Fifth, millions of Colombians have taken to the streets demanding an end to the violence. The only result this aid package could guarantee is to increase the violence and dislocation in Colombia.

Sixth, this plan offers a U.S. embrace to a brutal antidemocratic and corrupt military that often works hand in hand with right-wing paramilitary groups who are themselves deeply implicated in the drug trade, according to the U.S. Drug Enforcement Agency. According to a February report by Human Rights Watch, half of Colombia's 18 brigade-level army units are linked to paramilitary activity. Military support for paramilitary activity remains national in scope and includes the areas where Colombian units are receiving or will receive U.S. military aid.

There are dozens more reasons for opposing this package, but I would like to conclude with one other observation.

Many of my colleagues insist that Colombia is not El Salvador, and as someone intimately familiar with the Salvadoran war and its peace process, I could not agree more; the two countries are different.

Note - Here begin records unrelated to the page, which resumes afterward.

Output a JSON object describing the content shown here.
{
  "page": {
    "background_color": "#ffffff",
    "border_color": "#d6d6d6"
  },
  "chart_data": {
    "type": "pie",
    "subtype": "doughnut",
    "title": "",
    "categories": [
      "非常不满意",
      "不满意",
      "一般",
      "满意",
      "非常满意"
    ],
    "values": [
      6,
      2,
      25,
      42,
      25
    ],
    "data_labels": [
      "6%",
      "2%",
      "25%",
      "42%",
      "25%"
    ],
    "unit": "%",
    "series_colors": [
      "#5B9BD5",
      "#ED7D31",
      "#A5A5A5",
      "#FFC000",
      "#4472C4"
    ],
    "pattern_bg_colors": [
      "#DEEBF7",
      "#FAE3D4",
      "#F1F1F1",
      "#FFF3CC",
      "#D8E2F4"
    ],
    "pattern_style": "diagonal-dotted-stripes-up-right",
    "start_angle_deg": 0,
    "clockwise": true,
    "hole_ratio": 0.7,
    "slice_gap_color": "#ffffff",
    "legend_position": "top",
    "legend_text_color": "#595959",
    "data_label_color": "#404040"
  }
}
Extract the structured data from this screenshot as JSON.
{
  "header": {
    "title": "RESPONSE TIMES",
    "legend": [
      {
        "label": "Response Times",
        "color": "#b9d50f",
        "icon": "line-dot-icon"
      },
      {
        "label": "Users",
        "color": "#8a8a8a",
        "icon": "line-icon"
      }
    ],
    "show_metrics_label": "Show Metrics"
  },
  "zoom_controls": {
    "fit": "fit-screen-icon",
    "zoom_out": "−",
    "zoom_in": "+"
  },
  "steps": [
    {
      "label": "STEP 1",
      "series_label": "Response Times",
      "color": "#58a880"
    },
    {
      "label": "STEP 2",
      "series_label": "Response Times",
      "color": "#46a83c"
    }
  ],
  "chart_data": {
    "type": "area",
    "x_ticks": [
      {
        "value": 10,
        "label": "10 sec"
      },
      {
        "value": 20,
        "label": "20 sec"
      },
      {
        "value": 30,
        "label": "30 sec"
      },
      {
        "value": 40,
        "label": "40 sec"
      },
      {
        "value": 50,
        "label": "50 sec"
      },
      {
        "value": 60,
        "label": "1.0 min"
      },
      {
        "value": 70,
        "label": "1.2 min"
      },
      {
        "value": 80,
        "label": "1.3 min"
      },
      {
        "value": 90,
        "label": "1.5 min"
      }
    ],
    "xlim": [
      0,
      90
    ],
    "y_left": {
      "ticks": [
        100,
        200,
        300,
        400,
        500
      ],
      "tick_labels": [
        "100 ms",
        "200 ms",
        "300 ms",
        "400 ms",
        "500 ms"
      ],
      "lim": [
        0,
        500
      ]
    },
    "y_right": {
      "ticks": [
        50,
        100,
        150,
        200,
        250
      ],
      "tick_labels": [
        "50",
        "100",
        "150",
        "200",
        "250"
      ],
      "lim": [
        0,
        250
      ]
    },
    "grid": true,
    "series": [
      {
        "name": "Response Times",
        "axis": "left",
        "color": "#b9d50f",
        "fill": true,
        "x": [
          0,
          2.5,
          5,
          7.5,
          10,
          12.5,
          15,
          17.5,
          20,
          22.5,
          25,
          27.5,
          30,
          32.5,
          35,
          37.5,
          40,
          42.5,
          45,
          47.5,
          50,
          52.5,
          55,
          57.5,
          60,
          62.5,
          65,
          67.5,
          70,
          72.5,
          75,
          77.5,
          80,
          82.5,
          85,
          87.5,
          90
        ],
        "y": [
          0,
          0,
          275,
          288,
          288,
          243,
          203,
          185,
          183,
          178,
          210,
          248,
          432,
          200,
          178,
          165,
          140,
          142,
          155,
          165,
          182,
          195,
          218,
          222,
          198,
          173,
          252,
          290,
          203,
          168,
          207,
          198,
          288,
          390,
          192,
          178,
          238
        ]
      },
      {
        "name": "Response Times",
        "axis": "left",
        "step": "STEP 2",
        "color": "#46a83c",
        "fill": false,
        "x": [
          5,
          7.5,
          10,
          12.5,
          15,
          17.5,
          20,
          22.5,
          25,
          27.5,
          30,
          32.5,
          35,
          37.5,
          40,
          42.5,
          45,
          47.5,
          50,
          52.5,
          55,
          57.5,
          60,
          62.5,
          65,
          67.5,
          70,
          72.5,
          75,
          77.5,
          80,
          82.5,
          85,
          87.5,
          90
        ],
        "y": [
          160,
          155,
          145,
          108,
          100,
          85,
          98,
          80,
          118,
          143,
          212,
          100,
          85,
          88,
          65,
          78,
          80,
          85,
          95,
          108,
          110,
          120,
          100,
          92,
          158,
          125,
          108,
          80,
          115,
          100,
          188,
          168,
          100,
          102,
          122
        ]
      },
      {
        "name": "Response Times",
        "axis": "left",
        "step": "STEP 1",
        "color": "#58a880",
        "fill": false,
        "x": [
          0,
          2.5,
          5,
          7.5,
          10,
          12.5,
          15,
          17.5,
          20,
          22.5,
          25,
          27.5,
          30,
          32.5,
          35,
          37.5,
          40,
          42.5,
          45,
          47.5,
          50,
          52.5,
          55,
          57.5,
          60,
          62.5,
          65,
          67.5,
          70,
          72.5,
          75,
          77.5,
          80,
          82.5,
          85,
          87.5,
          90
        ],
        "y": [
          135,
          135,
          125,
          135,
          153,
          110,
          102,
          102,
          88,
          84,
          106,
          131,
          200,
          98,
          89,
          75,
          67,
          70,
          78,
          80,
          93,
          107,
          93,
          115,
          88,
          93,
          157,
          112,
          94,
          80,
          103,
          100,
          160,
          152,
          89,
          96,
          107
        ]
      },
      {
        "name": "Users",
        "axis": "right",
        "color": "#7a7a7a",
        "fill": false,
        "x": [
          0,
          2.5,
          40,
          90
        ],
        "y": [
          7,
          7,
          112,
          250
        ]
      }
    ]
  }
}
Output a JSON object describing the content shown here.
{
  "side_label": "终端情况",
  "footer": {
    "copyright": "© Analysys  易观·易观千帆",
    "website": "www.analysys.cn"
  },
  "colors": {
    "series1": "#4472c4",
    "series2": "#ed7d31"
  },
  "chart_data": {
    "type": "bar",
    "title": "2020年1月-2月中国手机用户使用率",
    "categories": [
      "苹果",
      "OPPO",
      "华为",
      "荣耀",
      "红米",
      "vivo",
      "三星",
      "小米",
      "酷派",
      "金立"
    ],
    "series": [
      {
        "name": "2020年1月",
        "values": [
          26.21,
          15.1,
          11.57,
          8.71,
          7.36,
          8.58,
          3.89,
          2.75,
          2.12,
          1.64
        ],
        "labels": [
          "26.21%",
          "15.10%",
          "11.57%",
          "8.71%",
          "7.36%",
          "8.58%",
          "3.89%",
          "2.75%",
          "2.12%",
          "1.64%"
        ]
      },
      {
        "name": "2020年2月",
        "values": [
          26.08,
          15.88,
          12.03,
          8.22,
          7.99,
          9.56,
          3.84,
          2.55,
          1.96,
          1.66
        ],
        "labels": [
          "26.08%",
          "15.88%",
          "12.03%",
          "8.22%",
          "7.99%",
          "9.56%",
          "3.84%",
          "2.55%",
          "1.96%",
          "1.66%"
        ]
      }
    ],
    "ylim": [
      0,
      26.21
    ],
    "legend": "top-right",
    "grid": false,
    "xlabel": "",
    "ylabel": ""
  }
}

However, what other Members have been stressing is that the response and justifications voiced by supporters of this policy, both in the administration and in the Congress, are hauntingly familiar. If my colleagues do not think so, go back and read the record of the debate during the 1980s.

On top of all of this is the overlay of the drug trade in which all sectors in Colombia are involved. The FARC and the ELN guerillas are involved, the paramilitaries are involved, the Colombian military is involved, and key financial government officials must be involved, or the drug trade would not be able to flourish.

Then there are the criminal drug dealers and the traffickers themselves. This is the situation into which we want to throw our military resources? Give me a break.

Mr. Chairman, I urge my colleagues to support the Pelosi amendment and to reject this ill-conceived aid package.